Créanme, las agujetas mentales existen. Tengo un recuerdo borroso, una imagen de televisión de tubo, como de cinta de VHS con mucho uso, de un tipo vestido de atleta emprendiendo la subida en dirección al último piso del, digamos, Empire State. Por las escaleras. Para batir alguna clase de récord, supongo. No recuerdo si lo logró o no. Supongo que si salió por la tele, es porque lo hizo. Pero ahora me lo imagino al día siguiente, todavía sudando a mares, doblado, un gotero de bebida isotónica y gimoteando al pestañear. Pues así acabó mi cerebro. Notas arriba, notas abajo, párrafo arriba, párrafo abajo, por la escalera de incendios de la meticulosidad compulsiva de Howie: el adalid de la moderna neurosis que tiene muchísimas cosas por hacer para lograr que todo se quede como está. Howie: el Dalai Lama de la industrialización. Agotado. Exhausto. Irritado a veces. ¿Acabo el párrafo? ¿Salto a la nota? No, mejor acabo el párrafo. ¿Pero y si la nota me ayuda a verter mejor el párrafo? Venga, salto a la nota. Busca imágenes de cubiteras con palanca, visualiza eso sobre lo que estás escribiendo. Al fin acabo la nota. ¿Por dónde iba? ¿De qué demonios estaba hablando? Caray, podría haber hecho la nota después. Así siempre. Había días que me acostaba y oía a Howie. Iba a comprar al súper y miraba con los ojos de Howie. Huelga decir que las escaleras mecánicas ya no son lo que eran. Nada no natural es ya lo que era. Un petirrojo, sí. Una papelera, jamás.
Esto no puede quedar así. Busco el modo de escribir al señor Baker.
«Querido señor Baker», le dije; mi nombre es blablablá… Y luego: «La editorial La Navaja Suiza me encargó meses atrás una nueva traducción de su obra La entreplanta. Hace algunas semanas acabé el trabajo y…» y qué le digo ahora, ¿que me ha achicharrado el cerebro? Pues sí. «He de decirle que he tenido que sudar mares de palabras hasta dar con el modo de expresar las suyas; he acabado con los sesos completamente chamuscados; he tenido que tomarme dos semanas de descanso antes de poder empezar un nuevo proyecto…». Eso le dije a Baker.
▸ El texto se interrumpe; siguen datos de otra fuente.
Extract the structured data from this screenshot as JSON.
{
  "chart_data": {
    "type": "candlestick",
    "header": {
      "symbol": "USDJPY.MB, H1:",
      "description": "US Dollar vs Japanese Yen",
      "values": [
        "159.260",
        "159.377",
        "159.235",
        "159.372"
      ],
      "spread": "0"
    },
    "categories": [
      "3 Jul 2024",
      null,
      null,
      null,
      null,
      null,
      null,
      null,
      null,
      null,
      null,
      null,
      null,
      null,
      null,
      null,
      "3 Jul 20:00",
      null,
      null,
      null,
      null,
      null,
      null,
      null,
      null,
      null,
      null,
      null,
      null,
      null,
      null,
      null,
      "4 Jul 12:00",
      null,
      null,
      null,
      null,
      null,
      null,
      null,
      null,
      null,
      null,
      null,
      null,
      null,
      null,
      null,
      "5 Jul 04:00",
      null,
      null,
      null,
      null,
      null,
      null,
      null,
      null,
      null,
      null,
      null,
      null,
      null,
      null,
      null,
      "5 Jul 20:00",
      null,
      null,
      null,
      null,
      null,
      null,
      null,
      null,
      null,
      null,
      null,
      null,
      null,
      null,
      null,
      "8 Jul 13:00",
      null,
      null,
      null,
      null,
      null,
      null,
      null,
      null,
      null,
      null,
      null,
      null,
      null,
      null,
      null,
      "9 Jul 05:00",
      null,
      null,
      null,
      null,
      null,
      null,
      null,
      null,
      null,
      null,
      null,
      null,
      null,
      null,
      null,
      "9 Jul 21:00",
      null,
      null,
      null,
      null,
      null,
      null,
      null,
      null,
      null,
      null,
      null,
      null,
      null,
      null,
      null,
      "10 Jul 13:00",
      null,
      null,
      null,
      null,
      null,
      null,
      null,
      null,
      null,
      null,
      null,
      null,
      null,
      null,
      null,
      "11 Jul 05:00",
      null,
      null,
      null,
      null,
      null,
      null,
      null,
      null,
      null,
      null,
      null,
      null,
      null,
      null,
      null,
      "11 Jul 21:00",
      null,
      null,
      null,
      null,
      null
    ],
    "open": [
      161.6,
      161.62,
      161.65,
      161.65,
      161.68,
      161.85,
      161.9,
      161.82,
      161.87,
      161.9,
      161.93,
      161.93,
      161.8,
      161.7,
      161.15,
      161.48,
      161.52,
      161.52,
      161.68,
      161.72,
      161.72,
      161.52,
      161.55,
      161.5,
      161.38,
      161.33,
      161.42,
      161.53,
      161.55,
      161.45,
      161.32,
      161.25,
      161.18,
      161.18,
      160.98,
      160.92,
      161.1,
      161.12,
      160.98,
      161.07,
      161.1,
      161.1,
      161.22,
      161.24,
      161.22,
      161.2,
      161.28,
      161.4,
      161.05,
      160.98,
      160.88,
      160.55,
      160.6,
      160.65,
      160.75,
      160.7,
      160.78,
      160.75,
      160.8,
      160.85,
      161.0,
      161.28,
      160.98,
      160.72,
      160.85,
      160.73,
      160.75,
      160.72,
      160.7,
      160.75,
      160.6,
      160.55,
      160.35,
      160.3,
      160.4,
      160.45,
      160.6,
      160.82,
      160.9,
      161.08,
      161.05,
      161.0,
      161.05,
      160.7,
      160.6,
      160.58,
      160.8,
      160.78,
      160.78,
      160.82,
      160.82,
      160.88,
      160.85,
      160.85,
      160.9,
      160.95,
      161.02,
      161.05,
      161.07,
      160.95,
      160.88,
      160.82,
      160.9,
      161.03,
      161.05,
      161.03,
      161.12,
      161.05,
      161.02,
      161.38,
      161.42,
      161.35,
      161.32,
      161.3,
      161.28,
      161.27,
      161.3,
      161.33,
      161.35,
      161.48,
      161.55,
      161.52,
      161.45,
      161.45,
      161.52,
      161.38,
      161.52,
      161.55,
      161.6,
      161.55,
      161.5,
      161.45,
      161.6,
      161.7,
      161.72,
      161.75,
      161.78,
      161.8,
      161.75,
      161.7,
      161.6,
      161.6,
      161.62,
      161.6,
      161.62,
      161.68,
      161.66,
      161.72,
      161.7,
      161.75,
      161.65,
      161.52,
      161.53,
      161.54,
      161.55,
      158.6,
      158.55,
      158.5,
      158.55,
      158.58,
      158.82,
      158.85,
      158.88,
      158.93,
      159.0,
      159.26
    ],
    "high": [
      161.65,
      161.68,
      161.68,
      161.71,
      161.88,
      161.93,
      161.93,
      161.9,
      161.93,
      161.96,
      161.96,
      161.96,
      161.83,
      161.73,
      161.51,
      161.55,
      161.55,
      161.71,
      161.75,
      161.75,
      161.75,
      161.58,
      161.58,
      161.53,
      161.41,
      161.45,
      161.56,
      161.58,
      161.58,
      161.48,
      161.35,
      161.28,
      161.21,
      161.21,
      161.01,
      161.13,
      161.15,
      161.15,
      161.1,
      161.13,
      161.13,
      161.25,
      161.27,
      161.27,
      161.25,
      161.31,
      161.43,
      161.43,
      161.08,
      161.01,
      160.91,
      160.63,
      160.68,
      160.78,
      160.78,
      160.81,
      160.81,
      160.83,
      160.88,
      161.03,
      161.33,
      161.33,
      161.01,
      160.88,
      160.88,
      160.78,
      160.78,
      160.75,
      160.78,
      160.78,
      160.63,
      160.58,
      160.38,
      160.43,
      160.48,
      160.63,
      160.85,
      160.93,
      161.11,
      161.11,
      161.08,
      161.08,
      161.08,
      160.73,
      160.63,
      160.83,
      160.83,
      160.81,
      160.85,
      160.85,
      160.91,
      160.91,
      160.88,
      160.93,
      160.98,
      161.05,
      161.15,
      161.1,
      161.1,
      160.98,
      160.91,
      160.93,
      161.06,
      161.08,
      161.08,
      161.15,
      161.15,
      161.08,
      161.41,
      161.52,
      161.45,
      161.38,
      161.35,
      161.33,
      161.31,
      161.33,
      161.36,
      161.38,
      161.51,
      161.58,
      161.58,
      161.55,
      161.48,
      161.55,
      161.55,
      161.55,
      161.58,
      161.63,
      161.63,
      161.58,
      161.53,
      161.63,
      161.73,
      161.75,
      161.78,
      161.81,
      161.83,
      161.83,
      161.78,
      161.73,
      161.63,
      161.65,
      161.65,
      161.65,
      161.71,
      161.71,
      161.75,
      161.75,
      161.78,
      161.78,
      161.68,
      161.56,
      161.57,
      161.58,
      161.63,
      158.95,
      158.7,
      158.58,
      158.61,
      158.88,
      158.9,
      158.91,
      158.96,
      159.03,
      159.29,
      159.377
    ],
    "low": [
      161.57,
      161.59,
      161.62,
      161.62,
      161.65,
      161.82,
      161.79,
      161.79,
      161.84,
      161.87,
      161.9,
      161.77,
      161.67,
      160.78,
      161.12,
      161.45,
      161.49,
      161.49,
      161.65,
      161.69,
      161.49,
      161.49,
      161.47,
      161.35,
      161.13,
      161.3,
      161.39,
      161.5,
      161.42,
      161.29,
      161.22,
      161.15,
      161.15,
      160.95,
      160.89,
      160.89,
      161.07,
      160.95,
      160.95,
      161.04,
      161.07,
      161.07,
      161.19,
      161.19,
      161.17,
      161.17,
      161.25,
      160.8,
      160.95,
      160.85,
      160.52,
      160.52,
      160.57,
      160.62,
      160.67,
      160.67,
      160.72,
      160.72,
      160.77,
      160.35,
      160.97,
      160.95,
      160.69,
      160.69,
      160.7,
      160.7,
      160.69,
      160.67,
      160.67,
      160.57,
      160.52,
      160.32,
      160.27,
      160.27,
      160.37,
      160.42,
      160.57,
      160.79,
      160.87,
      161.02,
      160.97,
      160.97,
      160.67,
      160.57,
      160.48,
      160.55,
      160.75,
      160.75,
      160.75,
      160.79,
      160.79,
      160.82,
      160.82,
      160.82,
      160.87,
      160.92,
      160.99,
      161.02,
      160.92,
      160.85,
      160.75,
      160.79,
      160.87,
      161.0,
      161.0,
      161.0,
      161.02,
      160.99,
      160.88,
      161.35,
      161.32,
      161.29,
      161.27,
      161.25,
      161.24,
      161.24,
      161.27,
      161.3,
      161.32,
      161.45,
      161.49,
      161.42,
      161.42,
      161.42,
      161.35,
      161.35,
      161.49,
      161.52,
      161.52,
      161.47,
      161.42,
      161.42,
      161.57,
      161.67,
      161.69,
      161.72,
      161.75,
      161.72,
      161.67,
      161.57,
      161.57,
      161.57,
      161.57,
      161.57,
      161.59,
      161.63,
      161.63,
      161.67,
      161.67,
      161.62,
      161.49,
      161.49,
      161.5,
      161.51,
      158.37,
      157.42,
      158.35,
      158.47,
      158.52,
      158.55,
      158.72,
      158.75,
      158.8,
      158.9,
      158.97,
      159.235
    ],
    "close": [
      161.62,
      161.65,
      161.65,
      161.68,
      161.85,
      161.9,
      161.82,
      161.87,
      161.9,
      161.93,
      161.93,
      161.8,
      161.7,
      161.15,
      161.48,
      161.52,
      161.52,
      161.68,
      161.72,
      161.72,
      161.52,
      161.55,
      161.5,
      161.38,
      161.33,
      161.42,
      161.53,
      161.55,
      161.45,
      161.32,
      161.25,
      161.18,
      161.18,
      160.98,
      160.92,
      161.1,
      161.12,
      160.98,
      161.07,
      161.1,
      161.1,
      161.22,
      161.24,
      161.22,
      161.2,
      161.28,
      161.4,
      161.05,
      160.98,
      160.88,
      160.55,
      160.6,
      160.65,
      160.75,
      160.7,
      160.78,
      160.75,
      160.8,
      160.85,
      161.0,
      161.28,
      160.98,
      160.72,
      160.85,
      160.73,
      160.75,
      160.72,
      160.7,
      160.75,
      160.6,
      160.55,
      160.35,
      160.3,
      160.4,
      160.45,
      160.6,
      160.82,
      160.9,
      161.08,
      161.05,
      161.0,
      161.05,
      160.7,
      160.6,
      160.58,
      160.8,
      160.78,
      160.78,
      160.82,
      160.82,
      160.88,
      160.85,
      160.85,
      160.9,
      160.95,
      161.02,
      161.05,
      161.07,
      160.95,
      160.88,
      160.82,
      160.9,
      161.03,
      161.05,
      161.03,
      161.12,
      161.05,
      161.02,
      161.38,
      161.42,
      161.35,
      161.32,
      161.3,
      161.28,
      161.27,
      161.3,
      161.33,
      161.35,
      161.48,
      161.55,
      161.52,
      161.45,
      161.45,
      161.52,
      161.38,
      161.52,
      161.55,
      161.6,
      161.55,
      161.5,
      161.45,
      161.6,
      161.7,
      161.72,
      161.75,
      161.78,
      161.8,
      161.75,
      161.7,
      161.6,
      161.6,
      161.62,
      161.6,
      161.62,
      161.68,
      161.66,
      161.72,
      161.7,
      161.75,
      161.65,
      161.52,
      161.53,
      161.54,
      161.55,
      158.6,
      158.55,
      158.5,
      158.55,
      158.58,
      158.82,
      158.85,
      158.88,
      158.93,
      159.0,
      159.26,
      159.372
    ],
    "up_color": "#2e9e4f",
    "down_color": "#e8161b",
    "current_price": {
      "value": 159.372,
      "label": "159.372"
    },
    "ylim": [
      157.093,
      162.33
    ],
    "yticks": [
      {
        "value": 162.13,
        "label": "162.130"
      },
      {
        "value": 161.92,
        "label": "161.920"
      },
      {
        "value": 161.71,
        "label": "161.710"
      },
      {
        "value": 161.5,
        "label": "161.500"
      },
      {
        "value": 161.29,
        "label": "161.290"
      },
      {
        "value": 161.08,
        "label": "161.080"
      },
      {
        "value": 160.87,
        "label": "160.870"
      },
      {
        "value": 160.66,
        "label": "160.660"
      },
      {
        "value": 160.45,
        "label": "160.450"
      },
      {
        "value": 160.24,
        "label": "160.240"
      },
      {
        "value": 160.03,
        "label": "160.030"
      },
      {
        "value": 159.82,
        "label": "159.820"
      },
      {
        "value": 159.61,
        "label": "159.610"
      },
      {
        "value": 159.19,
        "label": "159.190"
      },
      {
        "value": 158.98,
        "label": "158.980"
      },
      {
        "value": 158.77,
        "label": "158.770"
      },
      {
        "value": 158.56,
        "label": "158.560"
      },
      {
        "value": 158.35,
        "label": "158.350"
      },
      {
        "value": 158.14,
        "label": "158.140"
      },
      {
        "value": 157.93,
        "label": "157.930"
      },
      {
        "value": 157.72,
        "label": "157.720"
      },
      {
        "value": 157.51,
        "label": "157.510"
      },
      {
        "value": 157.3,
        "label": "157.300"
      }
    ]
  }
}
Pero en realidad eso no era más que una excusa.
También le dije. «Quiero mostrarle mi más profunda admiración por su obra en general y este libro en particular», que además es la pura verdad. La forma de esta novela, el uso, la disposición, la extensión de las notas, los subvericuetos de la obsesión y la soledad que rezuman de un relato tan individualmente urbanita, tan autorreferencial, tan perturbador, abrió una brecha para algunos autores estadounidenses importantes desde mediados de los noventa en adelante. «En resumen», le dije a Baker, «me encantaría volver a trabajar con una de sus novelas». ¿No dicen acaso que las agujetas se quitan con más ejercicio? Sarna con gusto. «He aprendido muchísimo. Muchísimas gracias, señor Baker».
¿Y saben qué? Apenas quince minutos después recibí respuesta.
(Pero antes tengo que agradecer a Bárbara, a Agustín y a Pedro, editores de La Navaja Suiza, una vez más la confianza al encargarme este libro. A Eva San Martín. A mis siete –una larga historia– gatos).
«Querido Ce», me dijo Baker. Sí, en efecto, el señor Baker me contestó. «¡Menuda carta! ¡Jaja!», me dijo. «Sé a qué te refieres con lo de acabar con los sesos chamuscados después de un proyecto continuo. Es emocionante saber que aceptaste el reto de traducir al español La entreplanta».
Y lo mejor de todo: «Gracias por sudar mares de palabras –bonita frase–, Nick».